Challenges and Future Work

Similar to previous studies [18,39,48,49], we still found it challenging to predict 30-day readmission following HF hospitalization in patients with HFrEF, even using more advanced DL models and a database with detailed clinical information. Apart from the data limitations discussed above, there are several plausible reasons for this. The first is the imbalance between positive and negative cases, which causes ML models to be insufficiently trained to learn generalizable patterns related to the outcome of interest. We attempted to resolve this by training the BERT models without using the outcomes and using cost-sensitive learning by configuring the class weight parameters of the models. We also failed to further improve the model performance using ADASYN [44]. Another issue is the definition of 30-day readmission, which currently categorizes any patient readmitted on or after the 31st day after discharge into the negative class.

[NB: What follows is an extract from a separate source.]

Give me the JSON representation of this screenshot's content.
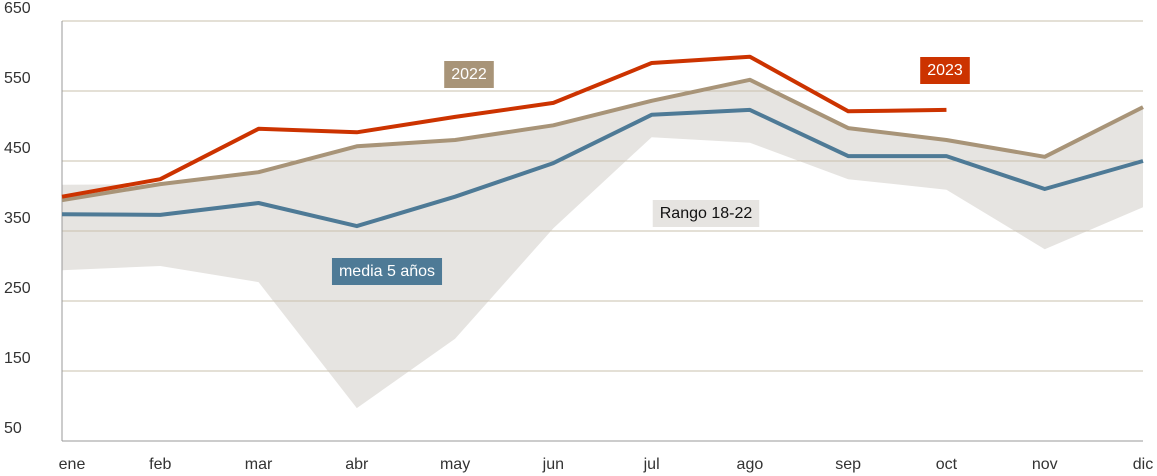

The 30-day readmission measure may not be an ideal indicator of clinical risk for an individual patient, as it may also be linked to factors that are not well captured in this study, such as the social determinants of health, hospital administration, provider practice, and other unknown factors [50]. In addition, it seems that prediction models performed better using single-center data because this avoids the issue of interoperability challenges across different health care systems and can also facilitate the collection of more detailed patient-, provider-, and facility-level information [51]. Therefore, future research is warranted to validate and further improve the model using longitudinal electronic health records, which are more complete, comprehensive, and have longer follow-up times. From a modeling perspective, graph and network structure-based patient representation learning algorithms have been reported in recent research [52,53], which have the potential to surpass data insufficiency and injecting medical knowledge into them can be another direction for further investigation.

Conclusions

These results demonstrate that ML models provide modest discrimination of HF events in patients with HFrEF. This study also suggests that features constructed by data-driven approaches may be comparable to those specified by clinical domain knowledge. Despite our modeling and feature construction efforts, predicting readmission and WHFEs after HF hospitalization remains a challenging task. Future work may benefit from using more complete and comprehensive data as well as adopting additional patient representation learning methods.

Acknowledgments

The authors thank Melissa Stauffer, PhD, in collaboration with ScribCo, for editorial assistance.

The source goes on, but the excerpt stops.